Frequently asked questions
- What flying can be done at Level 2?
- All aviation activity is permitted at Level 2 provided you stick to published health restrictions, physical distancing and public health measures. All public transport, commercial, private and recreational aviation activity is allowed at Level 2, including commercial and recreational RPAS use.
- Who’s responsible for ensuring health guidelines are followed?
- The onus is on you – the operator, organisation, aero club or individual pilot – to make sure all health restrictions, physical distancing and public health measures are complied with. It’s expected that your organisation or club will have a COVID-19 safety plan in place before embarking on any aviation activity, so you can ensure everyone complies with the rules. Always check before a flight that pilots, crew and passengers are healthy.
- What are the rules about physical distancing?
- You should maintain physical distancing of 2m in public areas and 1m within controlled areas at all times. Where the size of an aircraft or cockpit limits the 1m spacing – small charter aircraft, flight training, or tandem operations for instance – then you must have a record keeping process in place to record who was involved, their contact details and other relevant information to allow robust and quick tracing in the event of infection. Remember to maintain good hygiene practices.
- How can I maintain a tracking log for contact tracing?

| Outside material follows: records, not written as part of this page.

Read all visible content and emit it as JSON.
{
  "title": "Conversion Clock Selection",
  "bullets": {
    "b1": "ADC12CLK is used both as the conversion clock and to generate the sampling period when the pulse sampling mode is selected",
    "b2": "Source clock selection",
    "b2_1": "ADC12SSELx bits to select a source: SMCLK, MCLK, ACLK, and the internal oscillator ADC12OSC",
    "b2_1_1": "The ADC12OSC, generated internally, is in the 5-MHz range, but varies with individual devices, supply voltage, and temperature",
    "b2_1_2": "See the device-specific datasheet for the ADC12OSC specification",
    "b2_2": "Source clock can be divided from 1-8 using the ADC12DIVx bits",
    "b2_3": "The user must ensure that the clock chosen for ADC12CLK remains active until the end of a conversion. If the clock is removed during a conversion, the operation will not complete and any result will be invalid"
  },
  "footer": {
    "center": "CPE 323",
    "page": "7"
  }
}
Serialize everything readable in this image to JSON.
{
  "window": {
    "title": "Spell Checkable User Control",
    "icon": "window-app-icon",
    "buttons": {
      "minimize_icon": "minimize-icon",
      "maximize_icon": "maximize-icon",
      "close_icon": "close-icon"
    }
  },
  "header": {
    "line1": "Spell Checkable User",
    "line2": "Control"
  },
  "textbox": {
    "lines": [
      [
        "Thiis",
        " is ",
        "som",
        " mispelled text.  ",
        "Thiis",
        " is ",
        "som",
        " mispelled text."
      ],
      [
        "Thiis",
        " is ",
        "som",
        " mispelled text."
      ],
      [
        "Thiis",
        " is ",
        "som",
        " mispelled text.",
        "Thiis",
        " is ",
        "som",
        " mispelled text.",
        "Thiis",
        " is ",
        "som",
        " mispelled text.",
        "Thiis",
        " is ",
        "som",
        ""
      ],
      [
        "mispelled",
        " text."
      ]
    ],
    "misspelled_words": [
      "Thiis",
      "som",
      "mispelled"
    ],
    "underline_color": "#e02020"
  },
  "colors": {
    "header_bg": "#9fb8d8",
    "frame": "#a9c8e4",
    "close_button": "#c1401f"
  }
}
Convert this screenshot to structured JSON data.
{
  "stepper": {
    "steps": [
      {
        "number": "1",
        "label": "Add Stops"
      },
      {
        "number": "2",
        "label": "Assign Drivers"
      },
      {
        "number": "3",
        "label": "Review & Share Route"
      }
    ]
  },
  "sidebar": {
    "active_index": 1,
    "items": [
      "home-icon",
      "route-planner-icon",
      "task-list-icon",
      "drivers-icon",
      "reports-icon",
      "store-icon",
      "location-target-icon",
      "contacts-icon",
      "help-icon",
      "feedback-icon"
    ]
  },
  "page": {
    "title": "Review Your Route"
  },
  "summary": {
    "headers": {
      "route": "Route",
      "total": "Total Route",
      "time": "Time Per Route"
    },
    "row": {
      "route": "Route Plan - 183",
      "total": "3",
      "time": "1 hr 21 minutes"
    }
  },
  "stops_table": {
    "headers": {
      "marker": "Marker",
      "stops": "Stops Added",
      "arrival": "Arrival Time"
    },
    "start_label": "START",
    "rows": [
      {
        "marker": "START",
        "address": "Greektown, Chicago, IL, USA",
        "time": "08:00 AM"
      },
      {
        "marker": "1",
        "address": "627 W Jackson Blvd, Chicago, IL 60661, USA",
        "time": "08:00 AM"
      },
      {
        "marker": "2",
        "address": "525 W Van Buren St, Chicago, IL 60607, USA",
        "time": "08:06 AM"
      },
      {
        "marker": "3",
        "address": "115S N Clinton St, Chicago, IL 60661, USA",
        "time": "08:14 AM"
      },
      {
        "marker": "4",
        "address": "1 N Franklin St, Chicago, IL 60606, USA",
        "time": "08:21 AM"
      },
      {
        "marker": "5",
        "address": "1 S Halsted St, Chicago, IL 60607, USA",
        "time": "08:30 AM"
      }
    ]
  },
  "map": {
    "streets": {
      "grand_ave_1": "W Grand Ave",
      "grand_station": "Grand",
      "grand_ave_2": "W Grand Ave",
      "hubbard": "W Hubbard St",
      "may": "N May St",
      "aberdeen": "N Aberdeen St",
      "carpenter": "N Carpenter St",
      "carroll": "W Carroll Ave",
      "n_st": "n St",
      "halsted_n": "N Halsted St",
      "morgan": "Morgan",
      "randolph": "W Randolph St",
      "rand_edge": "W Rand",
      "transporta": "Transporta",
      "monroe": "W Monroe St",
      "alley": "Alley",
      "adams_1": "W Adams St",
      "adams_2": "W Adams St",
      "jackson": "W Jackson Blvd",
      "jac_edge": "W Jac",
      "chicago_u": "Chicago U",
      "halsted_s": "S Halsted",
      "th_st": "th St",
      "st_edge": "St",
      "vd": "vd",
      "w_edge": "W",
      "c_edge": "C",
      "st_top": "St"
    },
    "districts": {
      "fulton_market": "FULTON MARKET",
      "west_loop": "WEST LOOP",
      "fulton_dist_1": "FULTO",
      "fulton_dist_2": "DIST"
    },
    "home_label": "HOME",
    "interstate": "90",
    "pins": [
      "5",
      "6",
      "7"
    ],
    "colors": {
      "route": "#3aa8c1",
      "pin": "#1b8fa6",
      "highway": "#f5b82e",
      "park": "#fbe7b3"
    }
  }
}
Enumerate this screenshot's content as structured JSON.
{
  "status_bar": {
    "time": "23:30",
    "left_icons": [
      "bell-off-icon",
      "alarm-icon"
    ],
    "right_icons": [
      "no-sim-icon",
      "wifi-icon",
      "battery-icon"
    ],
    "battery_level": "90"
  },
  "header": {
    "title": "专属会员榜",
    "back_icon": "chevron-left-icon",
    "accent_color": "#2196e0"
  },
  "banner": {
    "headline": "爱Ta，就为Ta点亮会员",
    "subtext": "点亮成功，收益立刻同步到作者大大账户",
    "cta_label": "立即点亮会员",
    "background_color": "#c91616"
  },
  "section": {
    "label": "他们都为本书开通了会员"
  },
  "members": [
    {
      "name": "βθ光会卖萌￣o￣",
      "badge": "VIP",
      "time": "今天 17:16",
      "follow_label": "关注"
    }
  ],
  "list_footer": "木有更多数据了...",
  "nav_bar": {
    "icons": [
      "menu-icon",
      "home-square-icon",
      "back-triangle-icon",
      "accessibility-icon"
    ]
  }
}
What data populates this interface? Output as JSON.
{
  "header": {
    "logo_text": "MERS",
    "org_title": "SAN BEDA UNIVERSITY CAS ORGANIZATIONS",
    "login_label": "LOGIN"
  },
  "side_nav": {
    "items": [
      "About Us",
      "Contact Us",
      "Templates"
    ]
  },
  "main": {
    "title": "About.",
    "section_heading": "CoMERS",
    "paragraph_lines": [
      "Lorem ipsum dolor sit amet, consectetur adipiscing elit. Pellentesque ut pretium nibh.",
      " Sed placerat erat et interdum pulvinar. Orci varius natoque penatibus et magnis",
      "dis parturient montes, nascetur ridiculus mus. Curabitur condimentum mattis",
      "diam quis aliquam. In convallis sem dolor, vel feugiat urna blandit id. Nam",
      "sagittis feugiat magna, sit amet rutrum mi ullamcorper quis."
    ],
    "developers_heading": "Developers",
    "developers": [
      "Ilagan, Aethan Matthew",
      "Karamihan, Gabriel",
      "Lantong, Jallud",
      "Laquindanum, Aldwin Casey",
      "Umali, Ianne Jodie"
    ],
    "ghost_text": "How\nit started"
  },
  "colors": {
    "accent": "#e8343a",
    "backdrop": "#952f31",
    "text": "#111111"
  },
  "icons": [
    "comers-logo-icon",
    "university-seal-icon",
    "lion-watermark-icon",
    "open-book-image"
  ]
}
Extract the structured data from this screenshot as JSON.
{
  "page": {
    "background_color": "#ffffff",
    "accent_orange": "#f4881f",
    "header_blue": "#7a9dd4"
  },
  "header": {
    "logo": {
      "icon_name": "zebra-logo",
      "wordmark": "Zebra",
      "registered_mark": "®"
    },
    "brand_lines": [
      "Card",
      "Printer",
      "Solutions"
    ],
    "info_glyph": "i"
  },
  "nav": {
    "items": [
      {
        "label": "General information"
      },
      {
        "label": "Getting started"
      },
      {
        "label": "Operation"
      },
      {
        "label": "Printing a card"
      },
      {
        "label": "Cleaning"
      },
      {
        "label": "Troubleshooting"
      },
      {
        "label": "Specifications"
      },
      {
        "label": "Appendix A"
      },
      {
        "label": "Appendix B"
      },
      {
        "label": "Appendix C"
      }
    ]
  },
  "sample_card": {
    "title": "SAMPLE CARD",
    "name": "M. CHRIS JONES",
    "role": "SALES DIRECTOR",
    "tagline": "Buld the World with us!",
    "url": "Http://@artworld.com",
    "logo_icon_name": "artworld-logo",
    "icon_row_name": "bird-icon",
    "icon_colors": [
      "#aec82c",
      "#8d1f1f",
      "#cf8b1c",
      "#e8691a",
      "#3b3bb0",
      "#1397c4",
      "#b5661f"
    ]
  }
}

- Commercial operators can do this through their manifests, ticketing and passenger lists; and flight training through authorisation sheets and training records. It will be up to the individual organisation to develop their own plans. Private pilots can do this through a simple notebook or personal computer record. Remember to record all contacts during a flight, especially if landing at another airfield, airstrip, or location. A logbook entry is not enough.
- Are there any restrictions on where I can fly?
- There are no restrictions on where you can fly in New Zealand under Level 2. Maintain good travel records of your destinations and refuelling stops.
- What about cleaning the aircraft?
- Public heath guidelines require aircraft, headsets and any equipment in the aircraft to be cleaned before and after every flight or where maintanance is required.
- Is PPE required?
- Airline air transport operations should continue to follow Ministry of Health guidelines on the use of PPE. For other aviation activity, PPE is not usually needed to operate at Level 2 but follow Ministry of Health guidance. Everyone involved in the activity should, at all times, follow Ministry of Health guidelines including personal hygiene guidance.
- What aircraft maintenance activities are allowed under Level 2?
- There are no restrictions regarding aircraft maintenance activities. If you’re a maintenance organisation or provider you must have a tracking system in place recording the names and contact details of everyone involved in any maintenance activities at your place of business. That allows for quick contact tracing in the event of a COVID-19 infection. You must comply with all other Level 2 restrictions..
- What about my flying currency requirements?
- The 3-month extension to flight BFR and competency check requirements remains in place, and currency extends for 3 months beyond your original expiry date, provided that date falls between 15 March and 24 June. Check the details on the CAA’s COVID-19 page. You’ll have to meet all rule and currency requirements to start flying again. Remember, you’ll still have to meet the 90-day requirement for three take-offs and landings before carrying passengers. An exemption is being prepared extending the 90-day IFR currency requirements to 180 days.
- What should I do if I’m operating under the currency exemption?
- Your currency remains valid for three months from the original expiry date, as per the exemption. It might be an idea, however, to do your BFR or competency check as soon as practical because there’ll be a higher demand for these checks.
- What about my medical currency?
- The extension of medical currencies to 24 June remains in place. Face-to-face general aviation medicals will be able to resume under Level 2. Contact your AME to schedule an appointment. The CAA is looking at options to manage any backlog caused by the earlier COVID-19 restrictions, if required.